Aristotle and Aquinas, Bank Regulators

Okay, so after years of inaction, the SEC has finally taken the offensive. True, they went after a small deal, a mere billion in “designed to fail” CDO’s on which Goldman Sachs made a paltry $15 million, an amount which, in the overall scheme of these frauds, doesn’t even amount to a rounding error, as Gretchen Morgenson pointed out. Still, it’s enough to damage the reputation of Goldman Sachs, perhaps fatally, and perhaps enough to re-establish the SEC as a regulatory force. However, there is a deep problem: what should the regulators be regulating?

We live in an age of regulation. But surprisingly, there are very few principles of regulation. As Karl Polyanyi said, “Laissez-faire was planed; planning was not.” Planning always seems to be something that always arises ad hoc, to address a particular situation, but hangs on and acquires a life (and a bureaucracy) of its own, even after the situation changes. The result is that we are simultaneously over-regulated and under-regulated; we have thousands of pages of regulations that deal with situations that don’t require any, and no regulation in areas that need to be closely watched. The regs raise formidable barriers to competition, as the small businessman often finds that the cost and trouble of dealing with them is an insurmountable barrier to entering a given business. This leaves only the large players, for whom such regulation is a mere nuisance, a cost of doing business that brings a benefit of reduced competition. And since there are fewer competitors, they tend to be more politically powerful, and proceed to capture the very regulatory bodies that are intended to curb them. The government becomes, in effect, the protector of the oligarchs rather than their regulator.

The current case is a case in point. We often hear how “complex” these schemes are, but in fact this fraud was simplicity itself. Goldman Sachs allowed a certain hedge fund trader, John Paulson, to put together a group of mortgages that would be packaged into a CDO, a “collateralized debt obligation” which was sold to Goldman’s investors. However, Paulson was also known to be shorting the mortgage market. Paulson deliberately assembled a package of loans whose underlying risk was much higher than the credit ratings indicated. Goldman Sachs then marketed Paulson’s poison-pill CDO to other banks, pension funds, and individuals. But Paulson, knowing the true risk of the security, purchased CDSs on the package. A CDS (“credit default swap”) is an insurance policy on a security that pays off when the underlying security fails. But the term “underlying security” is a fiction; Mr. Paulson did not own the CDO he was insuring. There was no “underlying security.” It is like buying a fire insurance policy on your neighbor’s house, and hoping it burns down.

Goldman Sachs didn’t bother to tell its investors that the CDO was put together by someone who was betting that it would fail. Instead, they said in their prospectus that it was put together by somebody else. Why they bothered with this lie is a bit of a mystery, since nobody ever actually reads a prospectus.
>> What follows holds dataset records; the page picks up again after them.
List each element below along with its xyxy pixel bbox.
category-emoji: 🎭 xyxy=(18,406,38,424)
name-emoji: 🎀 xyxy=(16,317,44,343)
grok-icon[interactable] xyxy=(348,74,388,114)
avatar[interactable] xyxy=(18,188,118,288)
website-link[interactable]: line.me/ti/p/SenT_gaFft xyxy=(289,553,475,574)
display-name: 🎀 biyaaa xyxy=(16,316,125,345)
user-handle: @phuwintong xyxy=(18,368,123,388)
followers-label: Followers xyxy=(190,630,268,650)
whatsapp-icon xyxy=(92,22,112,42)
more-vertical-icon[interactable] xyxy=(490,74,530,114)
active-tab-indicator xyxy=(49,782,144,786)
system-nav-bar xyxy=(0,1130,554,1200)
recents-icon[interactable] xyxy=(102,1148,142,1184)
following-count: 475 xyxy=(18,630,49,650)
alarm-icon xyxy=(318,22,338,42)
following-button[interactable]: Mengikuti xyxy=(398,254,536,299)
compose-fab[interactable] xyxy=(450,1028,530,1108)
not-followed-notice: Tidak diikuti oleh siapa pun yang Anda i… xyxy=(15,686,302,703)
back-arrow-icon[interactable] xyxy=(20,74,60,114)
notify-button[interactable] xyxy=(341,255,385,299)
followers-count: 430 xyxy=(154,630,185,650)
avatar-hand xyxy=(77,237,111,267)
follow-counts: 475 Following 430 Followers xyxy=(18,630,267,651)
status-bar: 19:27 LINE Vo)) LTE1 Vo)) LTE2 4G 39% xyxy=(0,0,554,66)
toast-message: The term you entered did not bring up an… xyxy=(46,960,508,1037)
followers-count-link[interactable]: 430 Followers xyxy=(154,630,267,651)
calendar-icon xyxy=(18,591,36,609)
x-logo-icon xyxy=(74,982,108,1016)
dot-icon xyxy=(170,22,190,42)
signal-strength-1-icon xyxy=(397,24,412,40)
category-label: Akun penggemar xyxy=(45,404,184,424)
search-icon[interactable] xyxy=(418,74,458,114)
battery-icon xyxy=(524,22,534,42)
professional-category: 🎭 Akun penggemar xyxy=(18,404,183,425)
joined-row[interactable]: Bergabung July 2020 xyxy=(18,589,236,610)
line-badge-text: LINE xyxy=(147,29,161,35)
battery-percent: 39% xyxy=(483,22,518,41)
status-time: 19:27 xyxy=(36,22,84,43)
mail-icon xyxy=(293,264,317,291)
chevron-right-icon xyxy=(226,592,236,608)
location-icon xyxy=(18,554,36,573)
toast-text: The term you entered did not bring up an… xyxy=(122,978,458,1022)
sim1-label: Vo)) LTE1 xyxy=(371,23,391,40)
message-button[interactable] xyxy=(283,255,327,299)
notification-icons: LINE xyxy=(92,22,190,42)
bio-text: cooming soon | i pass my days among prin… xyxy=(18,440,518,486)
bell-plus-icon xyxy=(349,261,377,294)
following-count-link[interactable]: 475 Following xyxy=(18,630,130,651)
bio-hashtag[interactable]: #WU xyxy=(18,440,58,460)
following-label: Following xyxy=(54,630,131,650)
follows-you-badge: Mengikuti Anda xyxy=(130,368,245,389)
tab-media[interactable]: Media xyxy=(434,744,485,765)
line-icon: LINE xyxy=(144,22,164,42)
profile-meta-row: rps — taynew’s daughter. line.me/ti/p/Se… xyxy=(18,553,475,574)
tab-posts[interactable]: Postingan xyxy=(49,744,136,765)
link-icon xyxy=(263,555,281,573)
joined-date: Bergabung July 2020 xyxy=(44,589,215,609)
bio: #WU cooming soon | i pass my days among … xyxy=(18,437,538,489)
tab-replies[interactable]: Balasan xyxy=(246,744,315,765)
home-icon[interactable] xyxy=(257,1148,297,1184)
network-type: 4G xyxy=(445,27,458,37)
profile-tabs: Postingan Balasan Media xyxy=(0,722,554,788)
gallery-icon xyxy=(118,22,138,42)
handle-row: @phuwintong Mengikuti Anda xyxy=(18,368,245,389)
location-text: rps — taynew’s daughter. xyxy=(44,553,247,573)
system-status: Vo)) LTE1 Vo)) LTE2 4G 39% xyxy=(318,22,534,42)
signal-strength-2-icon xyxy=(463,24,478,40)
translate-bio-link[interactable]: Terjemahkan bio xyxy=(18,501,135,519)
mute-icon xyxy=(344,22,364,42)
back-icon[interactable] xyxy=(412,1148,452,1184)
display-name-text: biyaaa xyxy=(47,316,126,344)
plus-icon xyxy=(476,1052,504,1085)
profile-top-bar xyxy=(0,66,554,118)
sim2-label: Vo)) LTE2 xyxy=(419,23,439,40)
The man at Goldman responsible for selling these securities, Fabrice Tourre, knew they were about to fail. In an e-mail to a colleague, he stated,

More and more leverage in the system. The whole building is about to collapse anytime now… Only potential survivor, the fabulous Fab[rice Tourre]… standing in the middle of all these complex, highly leveraged exotic trades he created without necessarily understanding all of the implications of those monstrosities!!!”